Credo che il momento del cambio sia arrivato pochi anni fa, grazie alle discussioni iniziate con mia figlia Charlotte, che aveva (ed ha) posto la questione di genere al centro dei suoi interessi personali e professionali. Letture mirate, discussioni con poche persone che avevano approfondito il tema, e così iniziai anche a ripensare agli anni precedenti della mia vita professionale, a come anche nei movimenti contadini la priorità fosse sempre e solo quella produttiva. 

 

La famosa “contraddizione secondaria del capitalismo”, cioè la disuguaglianza di genere in seno alle famiglie dei membri dei movimenti, la ritrovai nei silenzi di tanti dirigenti che non volevano aprire questa discussione. Scoprire che donne organizzate dal basso erano riuscite ad imporre una svolta un po’ femminista a una grande organizzazione come la Contag (Confederazione dei lavoratori agricoli del Brasile) fu e resta un momento molto bello. Provai anche a stimolare uno dei loro capi storici, un brasiliano di origini vicentine come le mie, con cui ci siamo scambiati per anni video e proverbi in dialetto veneto (o veneto-brasiliano), ma la risposta fu solo il silenzio.

 

Provai allora anche con altri “amici”, di una associazione di cui facevo parte in Francia, composta in teoria da progressisti, uomini e donne, impegnati a fondo sulle questioni agrarie. Ma anche lì non ci fu nulla da fare.
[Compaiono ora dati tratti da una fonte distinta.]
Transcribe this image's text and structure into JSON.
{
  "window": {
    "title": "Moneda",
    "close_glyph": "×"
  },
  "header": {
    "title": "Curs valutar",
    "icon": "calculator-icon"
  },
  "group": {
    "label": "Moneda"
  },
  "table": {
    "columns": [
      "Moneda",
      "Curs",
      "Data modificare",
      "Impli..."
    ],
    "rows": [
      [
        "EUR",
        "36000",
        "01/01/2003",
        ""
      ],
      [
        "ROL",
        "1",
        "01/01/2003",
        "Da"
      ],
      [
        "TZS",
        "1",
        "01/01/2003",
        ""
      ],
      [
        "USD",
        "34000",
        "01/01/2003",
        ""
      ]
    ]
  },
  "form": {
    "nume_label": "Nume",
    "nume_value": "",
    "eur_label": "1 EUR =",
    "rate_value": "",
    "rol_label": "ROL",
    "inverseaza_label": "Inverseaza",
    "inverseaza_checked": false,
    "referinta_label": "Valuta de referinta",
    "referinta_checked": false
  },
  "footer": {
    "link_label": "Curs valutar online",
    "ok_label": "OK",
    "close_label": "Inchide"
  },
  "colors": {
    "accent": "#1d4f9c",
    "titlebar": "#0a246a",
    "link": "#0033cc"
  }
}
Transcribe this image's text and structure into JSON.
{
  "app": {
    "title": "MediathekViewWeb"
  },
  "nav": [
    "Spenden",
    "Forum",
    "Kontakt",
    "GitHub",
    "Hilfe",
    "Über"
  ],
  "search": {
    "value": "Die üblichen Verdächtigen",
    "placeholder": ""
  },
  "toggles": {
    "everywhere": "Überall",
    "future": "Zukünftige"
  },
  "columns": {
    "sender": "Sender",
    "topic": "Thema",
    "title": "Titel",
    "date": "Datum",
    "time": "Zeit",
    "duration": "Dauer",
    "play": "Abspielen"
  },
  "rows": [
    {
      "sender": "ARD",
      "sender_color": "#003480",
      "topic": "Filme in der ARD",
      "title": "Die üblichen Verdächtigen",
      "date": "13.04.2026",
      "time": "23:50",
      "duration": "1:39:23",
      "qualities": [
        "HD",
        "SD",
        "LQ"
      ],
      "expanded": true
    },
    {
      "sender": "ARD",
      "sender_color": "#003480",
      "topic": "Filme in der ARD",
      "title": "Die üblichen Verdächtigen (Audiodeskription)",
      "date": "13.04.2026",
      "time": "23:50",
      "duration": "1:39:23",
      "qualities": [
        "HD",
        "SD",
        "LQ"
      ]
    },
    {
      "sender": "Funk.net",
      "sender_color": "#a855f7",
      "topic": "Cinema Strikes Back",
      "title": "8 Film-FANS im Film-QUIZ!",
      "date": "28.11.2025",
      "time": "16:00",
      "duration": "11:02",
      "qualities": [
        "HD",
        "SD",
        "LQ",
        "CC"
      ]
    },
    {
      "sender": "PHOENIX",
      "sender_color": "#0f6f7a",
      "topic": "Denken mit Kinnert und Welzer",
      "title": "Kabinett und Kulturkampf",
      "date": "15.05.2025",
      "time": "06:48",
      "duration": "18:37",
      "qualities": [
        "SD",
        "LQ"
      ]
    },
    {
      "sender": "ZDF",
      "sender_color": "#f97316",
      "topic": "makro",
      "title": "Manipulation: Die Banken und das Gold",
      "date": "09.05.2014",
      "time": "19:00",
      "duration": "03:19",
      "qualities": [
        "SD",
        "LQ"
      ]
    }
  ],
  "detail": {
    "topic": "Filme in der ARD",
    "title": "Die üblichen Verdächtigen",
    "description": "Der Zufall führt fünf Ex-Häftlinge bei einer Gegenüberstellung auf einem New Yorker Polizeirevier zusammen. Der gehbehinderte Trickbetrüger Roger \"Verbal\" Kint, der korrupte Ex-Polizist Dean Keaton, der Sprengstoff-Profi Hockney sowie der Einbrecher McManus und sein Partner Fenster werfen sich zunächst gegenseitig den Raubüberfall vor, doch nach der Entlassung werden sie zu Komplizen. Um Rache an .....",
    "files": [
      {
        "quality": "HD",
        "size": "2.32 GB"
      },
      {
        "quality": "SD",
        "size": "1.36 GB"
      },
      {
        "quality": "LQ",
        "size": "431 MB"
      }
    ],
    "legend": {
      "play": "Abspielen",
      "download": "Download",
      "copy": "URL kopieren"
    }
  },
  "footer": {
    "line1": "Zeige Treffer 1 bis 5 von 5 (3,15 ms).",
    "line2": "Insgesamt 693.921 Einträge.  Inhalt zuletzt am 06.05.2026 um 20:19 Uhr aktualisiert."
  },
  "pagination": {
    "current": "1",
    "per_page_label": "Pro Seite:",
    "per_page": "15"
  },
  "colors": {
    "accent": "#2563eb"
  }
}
La cupola, come sempre composta da maschi, non era interessata ad iniziare una discussione sulle asimmetrie di potere a partire dalla sfera privata.

 

Con la FAO avevo perso ogni speranza, sia per la poca spinta da parte dell’unità tecnica responsabile delle politiche di genere nello “sviluppo”, sia per le reticenze strutturali dei colleghi (maschi e femmine) delle varie unità tecniche con cui ho lavorato per 30 anni.

 

Da tutto questo venne l’idea di cominciare a scrivere delle riflessioni personali, e a proporre ad altre amiche (Elisabetta, Emma e Charlotte) di condividere questo sforzo che, da domani, sarà in libreria (Editore Ombre Corte, Verona).

 

Ogni giorno che passa diventa sempre più chiaro che avevano ragione loro: Mariarosa Dalla Costa, Selma James, Laura Cima, ad insistere fin dai primi anni 70, sulla centralità della sfera privata. Come scrisse Silvia Federici, parlando dei lavori di Mariarosa Dalla Costa (a cui abbiamo dedicato il libro): il lavoro domestico è il pilastro centrale dell’accumulazione capitalista. E’ da lì che bisogna ripartire per provare non solo a pensare il post-sviluppo, ma anche per cercare alleanze con persone e gruppi con cui lavorarci assieme.

 

Sperando che questo messaggio sia raccolto, mando un abbraccio di lotta a tutte e tutti quelli che lo leggeranno.